You are way too hung up on prestige. First, if you get accepted to medical school "even at places like OSU and Cinci", you should consider yourself extremely fortunate. In fact if you go to med school at Toledo, NeoCom or Wright State, about 30,000 people would happily take your place.
Furthermore, medical school admissions committee staff don't have the time, data or inclination to handicap/normalize/adjust the 10,000 or so transcripts they see every year at most schools. Even if you go to Toledo or Cleveland State as an undergraduate, med schools aren't going to tattoo "dimwit" on you forehead.
I presume you are an Ohio resident.
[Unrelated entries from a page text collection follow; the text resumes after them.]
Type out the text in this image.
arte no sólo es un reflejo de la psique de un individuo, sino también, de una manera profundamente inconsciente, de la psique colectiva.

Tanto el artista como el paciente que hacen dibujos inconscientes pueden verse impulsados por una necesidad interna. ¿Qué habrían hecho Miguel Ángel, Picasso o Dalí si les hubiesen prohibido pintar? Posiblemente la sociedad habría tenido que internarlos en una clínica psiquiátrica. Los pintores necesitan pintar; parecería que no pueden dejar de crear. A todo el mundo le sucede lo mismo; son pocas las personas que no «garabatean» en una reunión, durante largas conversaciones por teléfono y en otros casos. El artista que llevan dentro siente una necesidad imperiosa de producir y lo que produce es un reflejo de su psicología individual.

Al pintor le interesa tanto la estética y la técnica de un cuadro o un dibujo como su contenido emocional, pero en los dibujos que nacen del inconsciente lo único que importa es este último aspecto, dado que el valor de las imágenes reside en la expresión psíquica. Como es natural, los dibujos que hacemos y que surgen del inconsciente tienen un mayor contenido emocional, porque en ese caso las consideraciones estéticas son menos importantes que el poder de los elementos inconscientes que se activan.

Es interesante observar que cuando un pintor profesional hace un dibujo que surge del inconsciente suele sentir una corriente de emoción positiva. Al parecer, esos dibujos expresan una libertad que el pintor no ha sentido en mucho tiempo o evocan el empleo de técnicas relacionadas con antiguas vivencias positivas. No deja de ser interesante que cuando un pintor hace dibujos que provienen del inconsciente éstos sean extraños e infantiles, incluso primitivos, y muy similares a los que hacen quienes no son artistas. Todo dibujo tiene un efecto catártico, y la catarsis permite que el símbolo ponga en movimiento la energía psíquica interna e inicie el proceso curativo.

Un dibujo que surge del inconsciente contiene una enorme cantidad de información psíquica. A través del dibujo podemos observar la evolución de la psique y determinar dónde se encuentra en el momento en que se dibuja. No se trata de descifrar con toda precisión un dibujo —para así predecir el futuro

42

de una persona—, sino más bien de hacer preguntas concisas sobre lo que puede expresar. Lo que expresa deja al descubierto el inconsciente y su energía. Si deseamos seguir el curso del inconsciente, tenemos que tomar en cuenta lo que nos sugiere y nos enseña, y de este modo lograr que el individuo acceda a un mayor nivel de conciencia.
You should know that in the last reported medical school class the average MCAT score for Ohio residents was 511.1. If you have a 4.0 and a 510, have competitive ECs and interview with enthusiasm and humility, you will most likely get yourself admitted to 2 or 3 state schools in Ohio. See this.
2020_FACTS_Table_A-20.xlsx (aamc.org)
Good luck.
You know, I heard this a lot when I was deciding where to attend UG, and then, when I jumped into the weeds after getting serious about med school, it's turning out it's not exactly true.
It turns out that there
are around 20 or so UGs med schools do value above all others, and it doesn't take much time at all to figure out which schools those are. The big question is just how big of a boost they confer, and whether the relationship is cause or correlation, but there is no question a relationship is there.
"Too hung up" on prestige is always open for debate, but, denying the value of prestige in a process in which 30,000 people are anxiously awaiting the opportunity to take someone's place is at least a little naive, if not outright misleading. As awesome as it might be for the majority of applicants to have the opportunity to attend Toledo, NeoCom or Wright State, do they really produce the same results as Harvard, Stanford and Hopkins? If not, maybe prestige has at least some value after all.
🙂 How else would you explain a 3.7/510 from Princeton having better luck in this process than someone coming out of Cleveland State with the same stats?
I honestly don't know if I would have done things differently if I knew then what I know now, but, as I nervously enter the process, I don't doubt the increased value of a T20 UG over a T500, all else being equal. There is no shortage of people with excellent stats and impressive experiences applying from T20 schools.
In an environment in which no one has "the time, data or inclination to handicap/normalize/adjust the 10,000 or so transcripts they see every year at most schools," it is hard to deny the benefit of having a transcript from one of 20 or so well known, name brand, prestigious institutions. I really hope you are right, but I fear you are not.